Intro
In this blog post, we'll go through the process of extracting data from Google Maps Place results using Python. You can look at the complete code in the online IDE (Replit).
In order to successfully extract Google Maps Place Results, you will need to pass the data
parameter, this parameter is responsible for a specific place. You can extract this parameter from local results. Have a look at the Using Google Maps Local Results API from SerpApi blog post, in which I described in detail how to extract all the needed data.
If you prefer video format, we have a dedicated video that shows how to do that: Web Scraping Google Maps Place Result with SerpApi and Python.
What will be scraped
Why using API?
There're a couple of reasons that may use API, ours in particular:
- No need to create a parser from scratch and maintain it.
- Bypass blocks from Google: solve CAPTCHA or solve IP blocks.
- Pay for proxies, and CAPTCHA solvers.
- Don't need to use browser automation.
SerpApi handles everything on the backend with fast response times under ~2.5 seconds (~1.2 seconds with Ludicrous speed) per request and without browser automation, which becomes much faster. Response times and status rates are shown under SerpApi Status page.
Full Code
If you just need to extract all available data about the place, then we can create an empty list
and then append
extracted data to it:
from serpapi import GoogleSearch
import os, json
params = {
# https://docs.python.org/3/library/os.html#os.getenv
'api_key': os.getenv('API_KEY'), # your serpapi api
'engine': 'google_maps', # SerpApi search engine
'q': 'Starbucks', # query
'll': '@40.7455096,-74.0083012,15.1z', # GPS coordinates
'type': 'search', # list of results for the query
'hl': 'en', # language
'start': 0, # pagination
}
search = GoogleSearch(params) # where data extraction happens on the backend
results = search.get_dict() # JSON -> Python dict
local_data_results = [
{
'data_id': str(result['data_id']),
'latitude': str(result['gps_coordinates']['latitude']),
'longitude': str(result['gps_coordinates']['longitude'])
}
for result in results['local_results']
]
place_results = []
for result in local_data_results:
data = '!4m5!3m4!1s' + result['data_id'] + '!8m2!3d' + result['latitude'] + '!4d' + result['longitude']
params = {
# https://docs.python.org/3/library/os.html#os.getenv
'api_key': os.getenv('API_KEY'), # your serpapi api
'engine': 'google_maps', # SerpApi search engine
'type': 'place', # list of results for the query,
'data': data # place result
}
search = GoogleSearch(params)
results = search.get_dict()
place_results.append(results['place_results'])
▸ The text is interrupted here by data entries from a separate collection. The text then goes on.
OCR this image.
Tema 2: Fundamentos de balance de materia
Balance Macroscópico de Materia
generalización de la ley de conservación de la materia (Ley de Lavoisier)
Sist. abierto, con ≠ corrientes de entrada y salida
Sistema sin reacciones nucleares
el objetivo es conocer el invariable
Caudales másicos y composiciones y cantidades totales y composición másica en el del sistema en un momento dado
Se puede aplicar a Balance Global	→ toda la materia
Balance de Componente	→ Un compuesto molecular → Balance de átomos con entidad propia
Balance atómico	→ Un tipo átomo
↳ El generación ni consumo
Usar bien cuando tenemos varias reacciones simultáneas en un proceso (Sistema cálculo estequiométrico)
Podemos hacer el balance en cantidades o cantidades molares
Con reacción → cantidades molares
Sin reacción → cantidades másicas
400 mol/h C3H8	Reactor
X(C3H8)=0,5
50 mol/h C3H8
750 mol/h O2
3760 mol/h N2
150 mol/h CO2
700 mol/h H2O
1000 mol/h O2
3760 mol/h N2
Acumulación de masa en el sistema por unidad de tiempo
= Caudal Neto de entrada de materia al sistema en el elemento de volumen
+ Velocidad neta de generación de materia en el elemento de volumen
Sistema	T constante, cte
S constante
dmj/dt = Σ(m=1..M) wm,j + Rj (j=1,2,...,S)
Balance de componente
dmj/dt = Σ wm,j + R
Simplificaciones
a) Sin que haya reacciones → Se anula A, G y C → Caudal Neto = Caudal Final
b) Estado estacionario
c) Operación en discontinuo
print(json.dumps(place_results, indent=2, ensure_ascii=False))
Preparation
Install library:
pip install google-search-results
google-search-results
is a SerpApi API package.
Code Explanation
Import libraries:
from serpapi import GoogleSearch
import os, json
Library | Purpose |
---|---|
GoogleSearch |
to scrape and parse Google results using SerpApi web scraping library. |
os |
to return environment variable (SerpApi API key) value. |
json |
to convert extracted data to a JSON object. |
At the beginning of the code, you need to make the request in order to get local results. Then place results will be extracted from them.
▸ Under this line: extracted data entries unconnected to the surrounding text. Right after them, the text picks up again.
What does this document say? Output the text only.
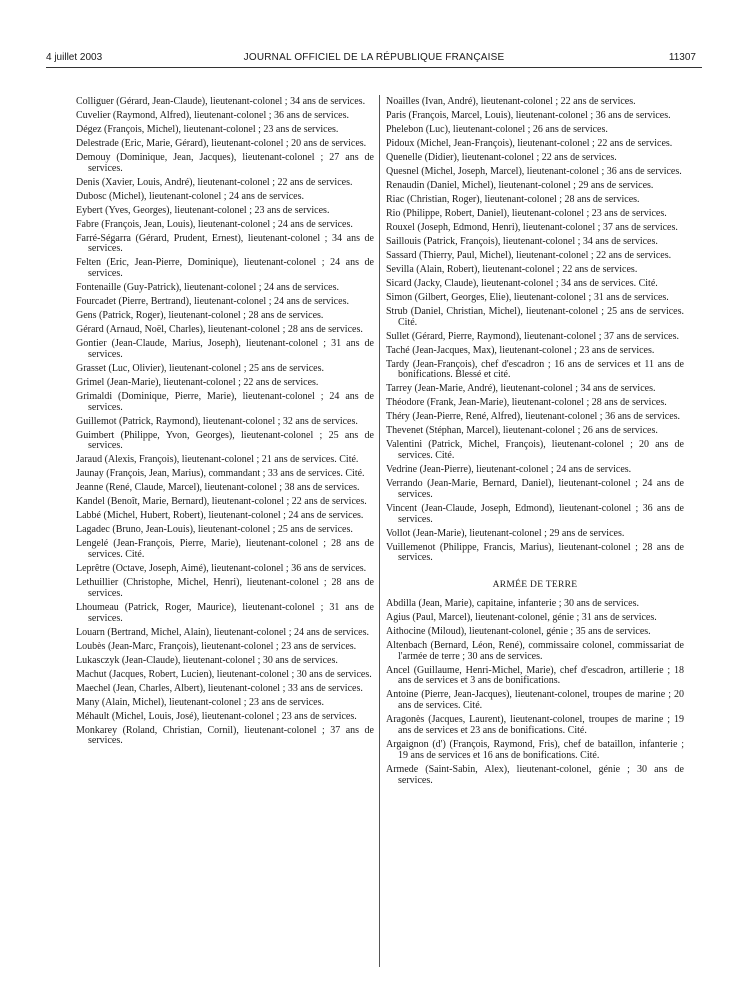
4 juillet 2003	JOURNAL OFFICIEL DE LA RÉPUBLIQUE FRANÇAISE	11307
Colliguer (Gérard, Jean-Claude), lieutenant-colonel ; 34 ans de services.
Cuvelier (Raymond, Alfred), lieutenant-colonel ; 36 ans de services.
Dégez (François, Michel), lieutenant-colonel ; 23 ans de services.
Delestrade (Eric, Marie, Gérard), lieutenant-colonel ; 20 ans de services.
Demouy (Dominique, Jean, Jacques), lieutenant-colonel ; 27 ans de services.
Denis (Xavier, Louis, André), lieutenant-colonel ; 22 ans de services.
Dubosc (Michel), lieutenant-colonel ; 24 ans de services.
Eybert (Yves, Georges), lieutenant-colonel ; 23 ans de services.
Fabre (François, Jean, Louis), lieutenant-colonel ; 24 ans de services.
Farré-Ségarra (Gérard, Prudent, Ernest), lieutenant-colonel ; 34 ans de services.
Felten (Eric, Jean-Pierre, Dominique), lieutenant-colonel ; 24 ans de services.
Fontenaille (Guy-Patrick), lieutenant-colonel ; 24 ans de services.
Fourcadet (Pierre, Bertrand), lieutenant-colonel ; 24 ans de services.
Gens (Patrick, Roger), lieutenant-colonel ; 28 ans de services.
Gérard (Arnaud, Noël, Charles), lieutenant-colonel ; 28 ans de services.
Gontier (Jean-Claude, Marius, Joseph), lieutenant-colonel ; 31 ans de services.
Grasset (Luc, Olivier), lieutenant-colonel ; 25 ans de services.
Grimel (Jean-Marie), lieutenant-colonel ; 22 ans de services.
Grimaldi (Dominique, Pierre, Marie), lieutenant-colonel ; 24 ans de services.
Guillemot (Patrick, Raymond), lieutenant-colonel ; 32 ans de services.
Guimbert (Philippe, Yvon, Georges), lieutenant-colonel ; 25 ans de services.
Jaraud (Alexis, François), lieutenant-colonel ; 21 ans de services. Cité.
Jaunay (François, Jean, Marius), commandant ; 33 ans de services. Cité.
Jeanne (René, Claude, Marcel), lieutenant-colonel ; 38 ans de services.
Kandel (Benoît, Marie, Bernard), lieutenant-colonel ; 22 ans de services.
Labbé (Michel, Hubert, Robert), lieutenant-colonel ; 24 ans de services.
Lagadec (Bruno, Jean-Louis), lieutenant-colonel ; 25 ans de services.
Lengelé (Jean-François, Pierre, Marie), lieutenant-colonel ; 28 ans de services. Cité.
Leprêtre (Octave, Joseph, Aimé), lieutenant-colonel ; 36 ans de services.
Lethuillier (Christophe, Michel, Henri), lieutenant-colonel ; 28 ans de services.
Lhoumeau (Patrick, Roger, Maurice), lieutenant-colonel ; 31 ans de services.
Louarn (Bertrand, Michel, Alain), lieutenant-colonel ; 24 ans de services.
Loubès (Jean-Marc, François), lieutenant-colonel ; 23 ans de services.
Lukasczyk (Jean-Claude), lieutenant-colonel ; 30 ans de services.
Machut (Jacques, Robert, Lucien), lieutenant-colonel ; 30 ans de services.
Maechel (Jean, Charles, Albert), lieutenant-colonel ; 33 ans de services.
Many (Alain, Michel), lieutenant-colonel ; 23 ans de services.
Méhault (Michel, Louis, José), lieutenant-colonel ; 23 ans de services.
Monkarey (Roland, Christian, Cornil), lieutenant-colonel ; 37 ans de services.
Noailles (Ivan, André), lieutenant-colonel ; 22 ans de services.
Paris (François, Marcel, Louis), lieutenant-colonel ; 36 ans de services.
Phelebon (Luc), lieutenant-colonel ; 26 ans de services.
Pidoux (Michel, Jean-François), lieutenant-colonel ; 22 ans de services.
Quenelle (Didier), lieutenant-colonel ; 22 ans de services.
Quesnel (Michel, Joseph, Marcel), lieutenant-colonel ; 36 ans de services.
Renaudin (Daniel, Michel), lieutenant-colonel ; 29 ans de services.
Riac (Christian, Roger), lieutenant-colonel ; 28 ans de services.
Rio (Philippe, Robert, Daniel), lieutenant-colonel ; 23 ans de services.
Rouxel (Joseph, Edmond, Henri), lieutenant-colonel ; 37 ans de services.
Saillouis (Patrick, François), lieutenant-colonel ; 34 ans de services.
Sassard (Thierry, Paul, Michel), lieutenant-colonel ; 22 ans de services.
Sevilla (Alain, Robert), lieutenant-colonel ; 22 ans de services.
Sicard (Jacky, Claude), lieutenant-colonel ; 34 ans de services. Cité.
Simon (Gilbert, Georges, Elie), lieutenant-colonel ; 31 ans de services.
Strub (Daniel, Christian, Michel), lieutenant-colonel ; 25 ans de services. Cité.
Sullet (Gérard, Pierre, Raymond), lieutenant-colonel ; 37 ans de services.
Taché (Jean-Jacques, Max), lieutenant-colonel ; 23 ans de services.
Tardy (Jean-François), chef d'escadron ; 16 ans de services et 11 ans de bonifications. Blessé et cité.
Tarrey (Jean-Marie, André), lieutenant-colonel ; 34 ans de services.
Théodore (Frank, Jean-Marie), lieutenant-colonel ; 28 ans de services.
Théry (Jean-Pierre, René, Alfred), lieutenant-colonel ; 36 ans de services.
Thevenet (Stéphan, Marcel), lieutenant-colonel ; 26 ans de services.
Valentini (Patrick, Michel, François), lieutenant-colonel ; 20 ans de services. Cité.
Vedrine (Jean-Pierre), lieutenant-colonel ; 24 ans de services.
Verrando (Jean-Marie, Bernard, Daniel), lieutenant-colonel ; 24 ans de services.
Vincent (Jean-Claude, Joseph, Edmond), lieutenant-colonel ; 36 ans de services.
Vollot (Jean-Marie), lieutenant-colonel ; 29 ans de services.
Vuillemenot (Philippe, Francis, Marius), lieutenant-colonel ; 28 ans de services.
ARMÉE DE TERRE
Abdilla (Jean, Marie), capitaine, infanterie ; 30 ans de services.
Agius (Paul, Marcel), lieutenant-colonel, génie ; 31 ans de services.
Aithocine (Miloud), lieutenant-colonel, génie ; 35 ans de services.
Altenbach (Bernard, Léon, René), commissaire colonel, commissariat de l'armée de terre ; 30 ans de services.
Ancel (Guillaume, Henri-Michel, Marie), chef d'escadron, artillerie ; 18 ans de services et 3 ans de bonifications.
Antoine (Pierre, Jean-Jacques), lieutenant-colonel, troupes de marine ; 20 ans de services. Cité.
Aragonès (Jacques, Laurent), lieutenant-colonel, troupes de marine ; 19 ans de services et 23 ans de bonifications. Cité.
Argaignon (d') (François, Raymond, Fris), chef de bataillon, infanterie ; 19 ans de services et 16 ans de bonifications. Cité.
Armede (Saint-Sabin, Alex), lieutenant-colonel, génie ; 30 ans de services.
The parameters are defined for generating the URL. If you want to pass other parameters to the URL, you can do so using the params
dictionary:
params = {
# https://docs.python.org/3/library/os.html#os.getenv
'api_key': os.getenv('API_KEY'), # your serpapi api
'engine': 'google_maps', # SerpApi search engine
'q': 'Starbucks', # query
'll': '@40.7455096,-74.0083012,15.1z', # GPS coordinates
'type': 'search', # list of results for the query
'hl': 'en', # language
'start': 0, # pagination
}
Then, we create a search
object where the data is retrieved from the SerpApi backend. In the results
dictionary we get data from JSON:
search = GoogleSearch(params) # where data extraction happens on the backend
results = search.get_dict() # JSON -> Python dict
At the moment, the first 20 local results are stored in the results
dictionary. If you are interested in all local results with pagination, then check out the Using Google Maps Local Results API from SerpApi blog post.
Data such as data_id
, latitude
and longitude
are extracted from each local result. These data will be needed to form the data
parameter, which will be needed later:
local_data_results = [
{
'data_id': str(result['data_id']),
'latitude': str(result['gps_coordinates']['latitude']),
'longitude': str(result['gps_coordinates']['longitude'])
}
for result in results['local_results']
]
Declaring the place_results
list where the extracted data will be added:
place_results = []
Next, you need to access each place separately by iterating the local_data_results
list:
for result in local_data_results:
# data extraction will be here
These parameters are defined for generating the URL for place results:
params = {
# https://docs.python.org/3/library/os.html#os.getenv
'api_key': os.getenv('API_KEY'), # your serpapi api
'engine': 'google_maps', # SerpApi search engine
'type': 'place', # list of results for the query,
'data': data # place result
}
Parameters | Explanation |
---|---|
api_key |
Parameter defines the SerpApi private key to use. |
engine |
Set parameter to google_maps to use the Google Maps API engine. |
type |
Parameter defines the type of search you want to make. place - returns results for a specific place when data parameter is set. |
data |
Parameter must be set in the next format: !4m5!3m4!1s + data_id + !8m2!3d + latitude + !4d + longitude . |
Additionally, I want to talk about the value that is written to the data
parameter, which is only required if type
is set to place
. In that case, it defines a search for a specific place. It must be built in the following sequence:
data = (
"!4m5!3m4!1s"
+ result["data_id"]
+ "!8m2!3d"
+ result["latitude"]
+ "!4d"
+ result["longitude"]
)
This will form a string that looks like this:
!4m5!3m4!1s0x89c259b7abdd4769:0xc385876db174521a!8m2!3d40.750231!4d-74
Parameter can also be used to filter the search results. You can visit Google Maps website, set filters you want and simply copy the data
value from their URL to SerpApi URL.
Then, we create a search
object where the data is retrieved from the SerpApi backend. In the results
dictionary we get data from JSON:
search = GoogleSearch(params)
results = search.get_dict()
Append data from this place in the place_results
list:
place_results.append(results['place_results'])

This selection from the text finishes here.